Asian security is also European security. Also here, we need to intensify our cooperation. And that’s why, for example, we are working with you, our ASEAN partners, to deploy military and counterterrorism advisors in several of our European Union Delegations across Asia, including in Jakarta.
Last year, my predecessor signed an agreement on Vietnam’s participation in our European military and civilian missions. I am very happy of that because these missions are deployed on three continents, from the Indian Ocean to Africa. And they contributed a lot to being security providers.
I hope it will be the first of many with our friends in ASEAN, because our missions do not only serve the European interest. They serve first and foremost the interest of peace and security worldwide, especially in some of the most troubled parts of our world, and we have them, we have a lot of problems in our world. We should contribute together to reduce tension and ensure peace.
Dear Ministers, dear friends, I am looking forward to our exchange today. Once again, we are very far away geographically, but our minds grow closer and should be closer in the future.
Thank you. Yes, I would like to build with all of you the same personal relationship which I have been building since we met in March and I would like to thank you publicly for your participation in the university, summer university, this year, talking about the future of the world, and sharing with a lot of Ministers and professors and students our thoughts on that.Your intervention was very much celebrated and I would like to thank you and to ask that in the future other Ministers of ASEAN can participate in this kind of reaching out to people from an academic and intellectual point of view.
Because I really, I really feel convinced that an ambitious agenda lies in front of us and it is up to us to implement it. In a way we share the same understanding about it, if I may, from what I said; no-one will be safe until everyone will be safe. That way we have to continue to support each other, our mutual health and economic systems. And to provide a global supply of vaccines which has to become a real pubic good.
We are willing to work together to reboot our economies, and this means to facilitate trade and enhance connectivity.
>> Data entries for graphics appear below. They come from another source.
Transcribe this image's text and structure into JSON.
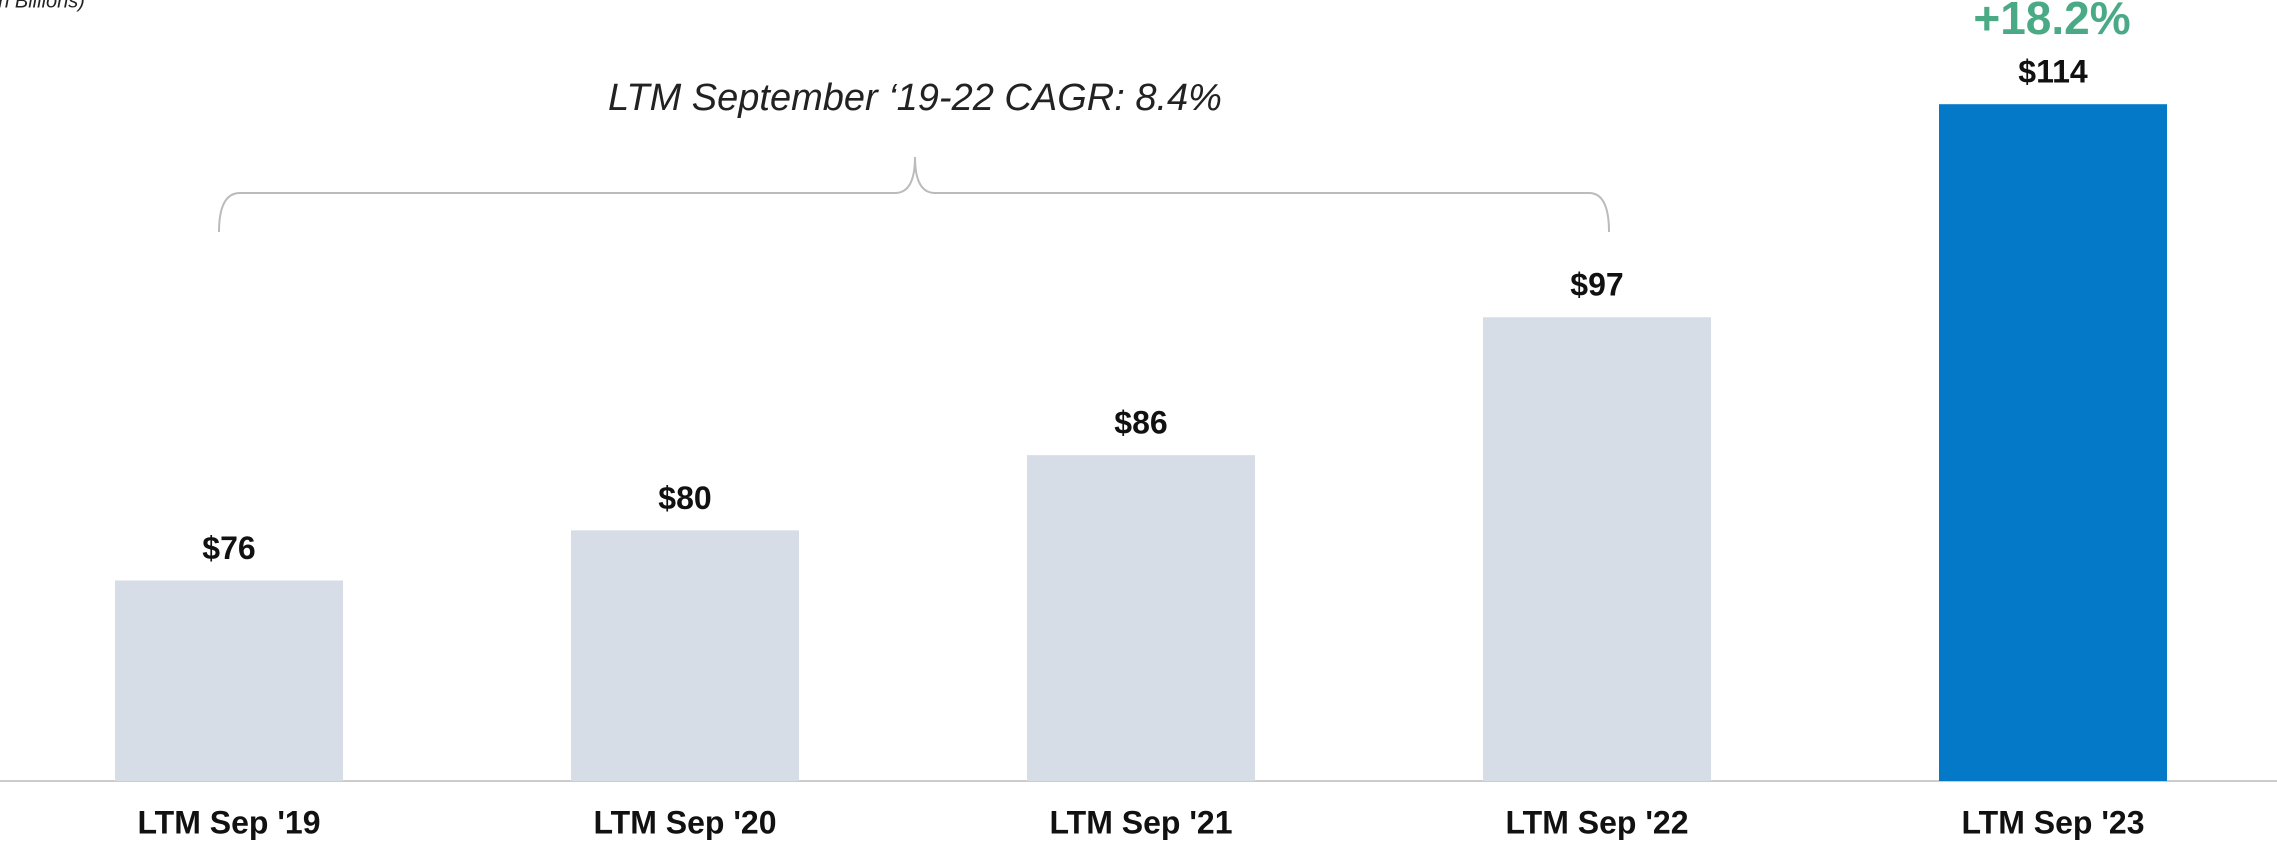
{
  "chart_data": {
    "type": "bar",
    "subtitle": "(In Billions)",
    "categories": [
      "LTM Sep '19",
      "LTM Sep '20",
      "LTM Sep '21",
      "LTM Sep '22",
      "LTM Sep '23"
    ],
    "values": [
      76,
      80,
      86,
      97,
      114
    ],
    "value_labels": [
      "$76",
      "$80",
      "$86",
      "$97",
      "$114"
    ],
    "colors": [
      "#d6dde7",
      "#d6dde7",
      "#d6dde7",
      "#d6dde7",
      "#0479c8"
    ],
    "ylim": [
      60,
      120
    ],
    "annotations": [
      "LTM September ‘19-22 CAGR: 8.4%",
      "+18.2%"
    ]
  }
}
You will find in the European Union always a trustworthy, reliable and predictable partner. We have no hidden agenda. Only a clear and public agenda, which is to defend the rules-based international system, and ensure that every human being can enjoy the security and rights we sometimes take for granted. But this is not the case for us to be part of humankind.
Dear colleagues, we share a special responsibility: the maintenance of the global, multilateral order, because a unilateral order is just the law of the strong. And our common commitment to this cause and the value of this dialogue – which I have been very happy to share with you today – cannot be underestimated. In times of national protectionism, in times of US-China rivalry and global uncertainty, I think it is more relevant than ever – this kind of agreement, this kind of context, this kind of mutual understanding.
As I said, this partnership should not be considered a luxury; it’s a real necessity, for us, Europeans. So thank you, thank you very much, Ministers. I’m looking forward to meeting again during the next EU-ASEAN Foreign Ministers [meeting] in December. Maybe we will be able to meet in person in order to strengthen better our personal links. Thank you very much.